But then one day, everything changed. A bunch of thugs from the next town over came to town and blew up two windmills on main street.
Nobody could believe how it happened, or why it happened. The town was really saddened by the loss of their windmills and turned to the cowboy for guidance.
He said: "I'm going to take my posse and go fight those thugs."
And he did.
And it was good.
But as he was fighting those thugs, he got the idea. Why stop at one town? Why don't we fight the thugs in the next town over?
So he wrangled up his posse and said: "We're going to fight those thugs too."
But the people of his town, were asking: "What did those thugs ever do to us?"

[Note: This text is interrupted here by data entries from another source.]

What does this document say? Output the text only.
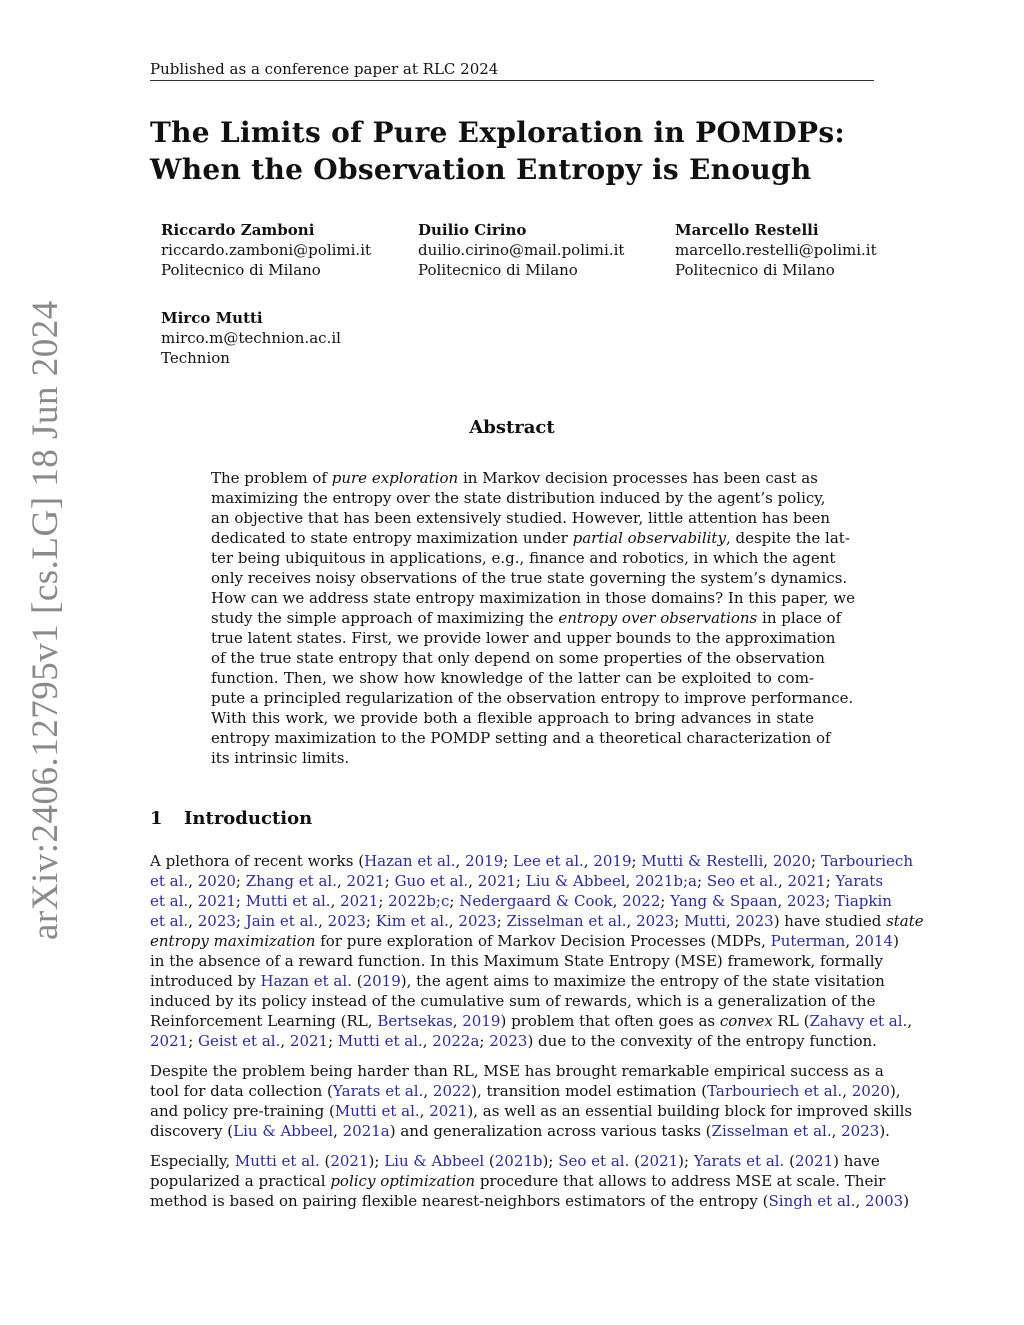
Published as a conference paper at RLC 2024
arXiv:2406.12795v1 [cs.LG] 18 Jun 2024
The Limits of Pure Exploration in POMDPs:
When the Observation Entropy is Enough
Riccardo Zamboni
riccardo.zamboni@polimi.it
Politecnico di Milano
Duilio Cirino
duilio.cirino@mail.polimi.it
Politecnico di Milano
Marcello Restelli
marcello.restelli@polimi.it
Politecnico di Milano
Mirco Mutti
mirco.m@technion.ac.il
Technion
Abstract
The problem of pure exploration in Markov decision processes has been cast as
maximizing the entropy over the state distribution induced by the agent’s policy,
an objective that has been extensively studied. However, little attention has been
dedicated to state entropy maximization under partial observability, despite the lat-
ter being ubiquitous in applications, e.g., finance and robotics, in which the agent
only receives noisy observations of the true state governing the system’s dynamics.
How can we address state entropy maximization in those domains? In this paper, we
study the simple approach of maximizing the entropy over observations in place of
true latent states. First, we provide lower and upper bounds to the approximation
of the true state entropy that only depend on some properties of the observation
function. Then, we show how knowledge of the latter can be exploited to com-
pute a principled regularization of the observation entropy to improve performance.
With this work, we provide both a flexible approach to bring advances in state
entropy maximization to the POMDP setting and a theoretical characterization of
its intrinsic limits.
1 Introduction
A plethora of recent works (Hazan et al., 2019; Lee et al., 2019; Mutti & Restelli, 2020; Tarbouriech
et al., 2020; Zhang et al., 2021; Guo et al., 2021; Liu & Abbeel, 2021b;a; Seo et al., 2021; Yarats
et al., 2021; Mutti et al., 2021; 2022b;c; Nedergaard & Cook, 2022; Yang & Spaan, 2023; Tiapkin
et al., 2023; Jain et al., 2023; Kim et al., 2023; Zisselman et al., 2023; Mutti, 2023) have studied state
entropy maximization for pure exploration of Markov Decision Processes (MDPs, Puterman, 2014)
in the absence of a reward function. In this Maximum State Entropy (MSE) framework, formally
introduced by Hazan et al. (2019), the agent aims to maximize the entropy of the state visitation
induced by its policy instead of the cumulative sum of rewards, which is a generalization of the
Reinforcement Learning (RL, Bertsekas, 2019) problem that often goes as convex RL (Zahavy et al.,
2021; Geist et al., 2021; Mutti et al., 2022a; 2023) due to the convexity of the entropy function.
Despite the problem being harder than RL, MSE has brought remarkable empirical success as a
tool for data collection (Yarats et al., 2022), transition model estimation (Tarbouriech et al., 2020),
and policy pre-training (Mutti et al., 2021), as well as an essential building block for improved skills
discovery (Liu & Abbeel, 2021a) and generalization across various tasks (Zisselman et al., 2023).
Especially, Mutti et al. (2021); Liu & Abbeel (2021b); Seo et al. (2021); Yarats et al. (2021) have
popularized a practical policy optimization procedure that allows to address MSE at scale. Their
method is based on pairing flexible nearest-neighbors estimators of the entropy (Singh et al., 2003)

And the cowboy said: "If we don't get them first, they'll get us."
While the people were confused, the posse was upset. The job they had signed up for was to protect the town, not to become thugs themselves.
They didn't see how attacking a town that had nothing to do with them was going to make their town a better place.
But the cowboy insisted. He said that the people of that other town didn't like their cowboy. He was a "bad guy". So it was their job to go after that bad guy.
The people were confused even more. They said that there were lots of towns that had bad guys. There were lots of people suffering.
In fact, there was a town where people were being killed just for the color of their skin. That town was full of "bad guys", not just one. If the cowboy wanted to make the world a better place, that seemed like the logical town to start with.
The cowboy didn't think so. He wrangled up his posse without the people of the town giving their OK, and sent them into the town with the bad guy and said they were going to get them.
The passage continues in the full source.